How do I configure my mvc/webapi project so that a webapi method called from a razor view doesn't return the loginpage when its unauthorised?
Its a MVC5 application which also has WebApi controllers for calls via javascript.
The two methods below
[Route("api/home/LatestProblems")]
[HttpGet()]
public List<vmLatestProblems> LatestProblems()
{
// Something here
}
[Route("api/home/myLatestProblems")]
[HttpGet()]
[Authorize(Roles = "Member")]
public List<vmLatestProblems> mylatestproblems()
{
// Something there
}
are called via the following angular code:
angular.module('appWorship').controller('latest',
['$scope', '$http', function ($scope,$http) {
var urlBase = baseurl + '/api/home/LatestProblems';
$http.get(urlBase).success(function (data) {
$scope.data = data;
}).error(function (data) {
console.log(data);
});
$http.get(baseurl + '/api/home/mylatestproblems')
.success(function (data) {
$scope.data2 = data;
}).error(function (data) {
console.log(data);
});
}]
);
So I'm not logged in and the first method successfully returns data. the second method returns (in the success function) data which contains the equivalent of a login page. i.e. what you would get in mvc if you requested a controller action which was stamped with [Authorize] and you weren't logged in.
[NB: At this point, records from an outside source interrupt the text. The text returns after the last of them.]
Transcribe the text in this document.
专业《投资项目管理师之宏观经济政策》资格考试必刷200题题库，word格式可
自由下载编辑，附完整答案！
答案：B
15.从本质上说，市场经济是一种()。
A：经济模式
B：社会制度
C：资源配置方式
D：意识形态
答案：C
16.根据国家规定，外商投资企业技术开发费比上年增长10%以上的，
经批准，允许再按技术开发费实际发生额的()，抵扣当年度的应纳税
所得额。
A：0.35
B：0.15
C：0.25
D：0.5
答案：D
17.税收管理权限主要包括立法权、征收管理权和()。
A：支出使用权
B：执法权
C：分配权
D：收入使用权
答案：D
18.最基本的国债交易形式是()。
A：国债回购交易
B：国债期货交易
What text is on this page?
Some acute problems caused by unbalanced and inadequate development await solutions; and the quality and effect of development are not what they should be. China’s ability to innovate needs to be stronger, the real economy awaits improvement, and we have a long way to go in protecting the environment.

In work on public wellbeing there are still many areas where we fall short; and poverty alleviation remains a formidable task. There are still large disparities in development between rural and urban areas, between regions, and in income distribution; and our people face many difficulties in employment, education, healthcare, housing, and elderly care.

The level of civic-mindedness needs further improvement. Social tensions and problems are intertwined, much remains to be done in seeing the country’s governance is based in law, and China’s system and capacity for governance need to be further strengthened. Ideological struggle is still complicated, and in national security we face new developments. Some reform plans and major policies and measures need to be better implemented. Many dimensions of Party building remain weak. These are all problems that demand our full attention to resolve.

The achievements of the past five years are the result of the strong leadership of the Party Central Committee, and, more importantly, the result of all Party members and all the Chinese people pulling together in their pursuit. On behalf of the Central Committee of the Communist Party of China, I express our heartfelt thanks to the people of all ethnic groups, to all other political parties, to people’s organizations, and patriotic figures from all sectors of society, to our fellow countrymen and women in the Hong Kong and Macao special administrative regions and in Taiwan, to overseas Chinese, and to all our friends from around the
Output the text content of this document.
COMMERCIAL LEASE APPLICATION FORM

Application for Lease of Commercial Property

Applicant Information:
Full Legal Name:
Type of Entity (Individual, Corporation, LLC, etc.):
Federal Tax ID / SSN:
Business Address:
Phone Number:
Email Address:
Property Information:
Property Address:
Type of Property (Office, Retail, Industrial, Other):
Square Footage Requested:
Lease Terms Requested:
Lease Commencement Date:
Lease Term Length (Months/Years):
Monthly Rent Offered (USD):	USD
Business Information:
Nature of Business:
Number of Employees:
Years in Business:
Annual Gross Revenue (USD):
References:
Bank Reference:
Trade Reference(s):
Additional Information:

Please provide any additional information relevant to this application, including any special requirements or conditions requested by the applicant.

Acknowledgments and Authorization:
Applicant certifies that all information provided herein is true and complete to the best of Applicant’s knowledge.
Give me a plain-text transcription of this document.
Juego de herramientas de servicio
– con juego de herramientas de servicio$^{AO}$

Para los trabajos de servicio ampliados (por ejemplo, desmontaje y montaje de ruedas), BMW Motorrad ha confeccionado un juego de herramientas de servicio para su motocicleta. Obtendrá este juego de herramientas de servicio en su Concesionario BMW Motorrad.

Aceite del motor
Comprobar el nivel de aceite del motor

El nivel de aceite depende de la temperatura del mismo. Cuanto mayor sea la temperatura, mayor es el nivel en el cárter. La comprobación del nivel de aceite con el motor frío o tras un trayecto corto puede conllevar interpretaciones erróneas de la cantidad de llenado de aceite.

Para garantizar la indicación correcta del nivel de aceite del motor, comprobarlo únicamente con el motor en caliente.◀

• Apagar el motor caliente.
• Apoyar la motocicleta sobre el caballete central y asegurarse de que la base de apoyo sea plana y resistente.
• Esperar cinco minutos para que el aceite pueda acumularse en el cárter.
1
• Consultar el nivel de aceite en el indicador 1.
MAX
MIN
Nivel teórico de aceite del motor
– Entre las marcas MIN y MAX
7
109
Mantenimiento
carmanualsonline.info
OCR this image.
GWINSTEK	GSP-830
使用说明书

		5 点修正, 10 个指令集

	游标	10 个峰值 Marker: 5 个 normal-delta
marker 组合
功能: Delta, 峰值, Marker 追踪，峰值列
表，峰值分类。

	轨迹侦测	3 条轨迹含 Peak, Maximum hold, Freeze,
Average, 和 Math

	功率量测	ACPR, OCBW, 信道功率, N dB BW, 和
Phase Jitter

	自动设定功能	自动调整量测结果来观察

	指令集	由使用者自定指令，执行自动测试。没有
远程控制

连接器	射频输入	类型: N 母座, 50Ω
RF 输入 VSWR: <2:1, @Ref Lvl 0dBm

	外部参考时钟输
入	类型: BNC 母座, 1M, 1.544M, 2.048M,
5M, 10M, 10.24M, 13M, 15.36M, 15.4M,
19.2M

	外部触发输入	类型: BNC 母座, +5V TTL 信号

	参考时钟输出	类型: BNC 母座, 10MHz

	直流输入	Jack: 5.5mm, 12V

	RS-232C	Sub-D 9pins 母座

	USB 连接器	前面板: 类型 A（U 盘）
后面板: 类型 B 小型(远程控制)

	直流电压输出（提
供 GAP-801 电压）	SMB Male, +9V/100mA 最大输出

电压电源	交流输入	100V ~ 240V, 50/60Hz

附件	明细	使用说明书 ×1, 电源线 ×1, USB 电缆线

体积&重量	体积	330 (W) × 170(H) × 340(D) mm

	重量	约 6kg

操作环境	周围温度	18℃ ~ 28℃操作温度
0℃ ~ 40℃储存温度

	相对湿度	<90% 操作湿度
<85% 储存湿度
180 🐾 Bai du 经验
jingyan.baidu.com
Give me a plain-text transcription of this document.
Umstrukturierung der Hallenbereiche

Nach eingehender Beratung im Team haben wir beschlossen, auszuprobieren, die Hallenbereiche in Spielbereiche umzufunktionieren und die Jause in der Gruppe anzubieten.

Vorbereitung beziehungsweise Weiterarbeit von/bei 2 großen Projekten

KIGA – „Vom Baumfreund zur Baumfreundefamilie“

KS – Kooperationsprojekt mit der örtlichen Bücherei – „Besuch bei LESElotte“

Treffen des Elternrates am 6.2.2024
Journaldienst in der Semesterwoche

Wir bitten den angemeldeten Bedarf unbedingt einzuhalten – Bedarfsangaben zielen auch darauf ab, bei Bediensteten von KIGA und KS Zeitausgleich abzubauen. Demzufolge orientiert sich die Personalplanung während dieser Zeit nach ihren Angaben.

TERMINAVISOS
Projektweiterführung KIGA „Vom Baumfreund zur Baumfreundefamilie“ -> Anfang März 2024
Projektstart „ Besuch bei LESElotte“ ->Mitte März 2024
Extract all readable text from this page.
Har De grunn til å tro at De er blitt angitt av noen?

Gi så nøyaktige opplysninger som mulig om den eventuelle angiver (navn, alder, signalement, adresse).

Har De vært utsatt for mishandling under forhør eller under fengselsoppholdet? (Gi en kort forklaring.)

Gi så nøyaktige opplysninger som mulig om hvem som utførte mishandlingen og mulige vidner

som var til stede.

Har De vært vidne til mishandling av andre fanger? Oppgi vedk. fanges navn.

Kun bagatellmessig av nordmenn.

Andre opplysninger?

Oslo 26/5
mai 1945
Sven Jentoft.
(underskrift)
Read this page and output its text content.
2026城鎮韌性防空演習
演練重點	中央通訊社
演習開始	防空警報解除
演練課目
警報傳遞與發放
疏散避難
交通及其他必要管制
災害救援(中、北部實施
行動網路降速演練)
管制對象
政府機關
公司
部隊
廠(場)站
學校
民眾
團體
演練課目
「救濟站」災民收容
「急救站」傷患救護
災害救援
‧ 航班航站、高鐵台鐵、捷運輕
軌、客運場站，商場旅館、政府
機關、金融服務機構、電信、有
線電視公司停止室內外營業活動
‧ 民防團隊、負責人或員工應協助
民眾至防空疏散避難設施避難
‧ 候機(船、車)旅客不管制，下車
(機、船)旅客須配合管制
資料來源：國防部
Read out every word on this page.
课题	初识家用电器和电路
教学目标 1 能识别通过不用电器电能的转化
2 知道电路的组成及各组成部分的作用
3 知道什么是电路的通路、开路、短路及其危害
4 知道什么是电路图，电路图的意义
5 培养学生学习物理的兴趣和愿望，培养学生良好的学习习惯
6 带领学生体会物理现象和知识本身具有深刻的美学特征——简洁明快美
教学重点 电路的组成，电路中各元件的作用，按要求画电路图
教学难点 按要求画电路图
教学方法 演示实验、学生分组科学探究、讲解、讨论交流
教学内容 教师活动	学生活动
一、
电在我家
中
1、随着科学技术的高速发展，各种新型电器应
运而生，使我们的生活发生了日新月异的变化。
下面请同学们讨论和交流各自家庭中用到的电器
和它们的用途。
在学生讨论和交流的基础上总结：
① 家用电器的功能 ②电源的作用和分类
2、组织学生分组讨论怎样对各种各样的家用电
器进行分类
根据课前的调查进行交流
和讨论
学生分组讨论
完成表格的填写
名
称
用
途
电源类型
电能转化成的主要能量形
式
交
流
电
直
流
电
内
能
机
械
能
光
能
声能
I want it to return a 401 unauthorized, so that i can display different data for users based on if they are logged in or not. Ideally if the user is logged in i want to be able to access the Controller's User property so i can return data specific to that Member.
UPDATE: Since none of the suggestions below seem to work anymore (changes to Identity or WebAPI) ive created a raw example on github which should illustrate the problem.
There are two AuthorizeAttribute implementations and you need to make sure you are referencing the correct one for Web API's. There is System.Web.Http.AuthorizeAttribute which is used for Web API's, and System.Web.Mvc.AuthorizeAttribute which is used for controllers with views. Http.AuthorizeAttribute will return a 401 error if authorization fails and Mvc.AuthorizeAttribute will redirect to the login page.
Updated 11/26/2013
So it appears things have drastically changed with MVC 5 as Brock Allen pointed out in his article. I guess the OWIN pipeline takes over and introduces some new behavior. Now when the user is not authorized a status of 200 is returned with the following information in the HTTP header.
X-Responded-JSON: {"status":401,"headers":{"location":"http:\/\/localhost:59540\/Account\/Login?ReturnUrl=%2Fapi%2FTestBasic"}}
You could change your logic on the client side to check this information in the header to determine how to handle this, instead of looking for a 401 status on the error branch.
I tried to override this behavior in a custom AuthorizeAttribute by setting the status in the response in the OnAuthorization and HandleUnauthorizedRequest methods.
actionContext.Response = new HttpResponseMessage(System.Net.HttpStatusCode.Unauthorized);
But this did not work. The new pipeline must grab this response later and modify it to the same response I was getting before. Throwing an HttpException did not work either as it is just changed into a 500 error status.
I tested Brock Allen's solution and it did work when I was using a jQuery ajax call. If it is not working for you my guess is that it is because you are using angular. Run your test with Fiddler and see if the following is in your header.
X-Requested-With: XMLHttpRequest
If it is not then that is the problem. I am not familiar with angular but if it lets you insert your own header values then add this to your ajax requests and it will probably start working.